Das musste sich die Geschäftsführerin eines Vereins vor dem Bundesarbeitsgericht (BAG) sagen lassen. Nach Differenzen mit dem Präsidenten des Vereins hatte sie die Vereinsmitglieder dazu aufgerufen, in einer außerordentlichen Mitgliederversammlung die Abwahl der Vereinsspitze zu fordern. Der als Präsidium bezeichnete Vorstand des Vereins beschloss daraufhin, die Geschäftsführerin fristlos, hilfsweise ordentlich zu kündigen. Hiergegen hat die Geschäftsführerin Klage erhoben. Sie hält u. a. den Präsidiumsbeschluss für unwirksam, weil das Präsidium wegen des vorherigen Rücktritts eines Mitglieds nicht vollständig besetzt gewesen sei.
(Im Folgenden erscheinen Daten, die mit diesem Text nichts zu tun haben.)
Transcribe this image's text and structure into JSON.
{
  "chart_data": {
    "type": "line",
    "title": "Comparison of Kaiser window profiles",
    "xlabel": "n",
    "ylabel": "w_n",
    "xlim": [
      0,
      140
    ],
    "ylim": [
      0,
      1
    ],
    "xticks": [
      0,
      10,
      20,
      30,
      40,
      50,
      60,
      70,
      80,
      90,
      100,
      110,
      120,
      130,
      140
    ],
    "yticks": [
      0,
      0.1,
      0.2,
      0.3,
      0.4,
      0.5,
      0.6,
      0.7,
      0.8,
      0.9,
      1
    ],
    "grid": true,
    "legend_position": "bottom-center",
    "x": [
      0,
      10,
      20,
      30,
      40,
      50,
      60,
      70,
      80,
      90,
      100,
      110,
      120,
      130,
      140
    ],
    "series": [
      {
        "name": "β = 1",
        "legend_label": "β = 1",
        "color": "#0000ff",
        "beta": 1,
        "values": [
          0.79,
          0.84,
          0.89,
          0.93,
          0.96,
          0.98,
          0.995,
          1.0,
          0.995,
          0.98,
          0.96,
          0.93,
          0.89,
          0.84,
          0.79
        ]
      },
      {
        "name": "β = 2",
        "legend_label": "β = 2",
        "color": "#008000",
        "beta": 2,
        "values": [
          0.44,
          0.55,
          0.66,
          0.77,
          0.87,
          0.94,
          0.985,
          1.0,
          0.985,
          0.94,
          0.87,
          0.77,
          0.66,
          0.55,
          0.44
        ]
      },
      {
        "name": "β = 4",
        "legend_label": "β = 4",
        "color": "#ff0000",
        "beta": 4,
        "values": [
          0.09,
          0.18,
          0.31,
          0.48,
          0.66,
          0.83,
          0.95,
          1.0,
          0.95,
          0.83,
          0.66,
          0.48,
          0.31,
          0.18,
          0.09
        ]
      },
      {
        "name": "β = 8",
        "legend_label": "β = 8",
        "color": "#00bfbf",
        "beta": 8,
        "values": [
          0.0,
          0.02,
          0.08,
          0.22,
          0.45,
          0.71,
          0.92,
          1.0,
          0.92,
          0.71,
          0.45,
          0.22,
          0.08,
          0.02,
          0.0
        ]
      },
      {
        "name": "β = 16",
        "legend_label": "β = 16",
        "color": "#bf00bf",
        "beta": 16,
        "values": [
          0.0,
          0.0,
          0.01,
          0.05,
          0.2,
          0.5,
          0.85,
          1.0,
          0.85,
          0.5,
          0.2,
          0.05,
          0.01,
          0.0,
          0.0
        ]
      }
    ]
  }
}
Das Landesarbeitsgericht hat die Kündigungsschutzklage abgewiesen. Die Revision der Geschäftsführerin hatte vor dem BAG Erfolg. Der Kündigung liegt zwar ungeachtet des vorherigen Rücktritts eines Vizepräsidenten ein nach der Vereinssatzung wirksamer Beschluss des Präsidiums zugrunde. Wegen des illoyalen Verhaltens der Klägerin liegt auch ein wichtiger Grund für die außerordentliche Kündigung ihres Arbeitsverhältnisses vor. Die Richter konnten aber nicht abschließend beurteilen, ob die fristlose Kündigung innerhalb von zwei Wochen nach Kenntniserlangung von den maßgebenden Tatsachen erklärt wurde. Das muss nun das Landesarbeitsgericht prüfen.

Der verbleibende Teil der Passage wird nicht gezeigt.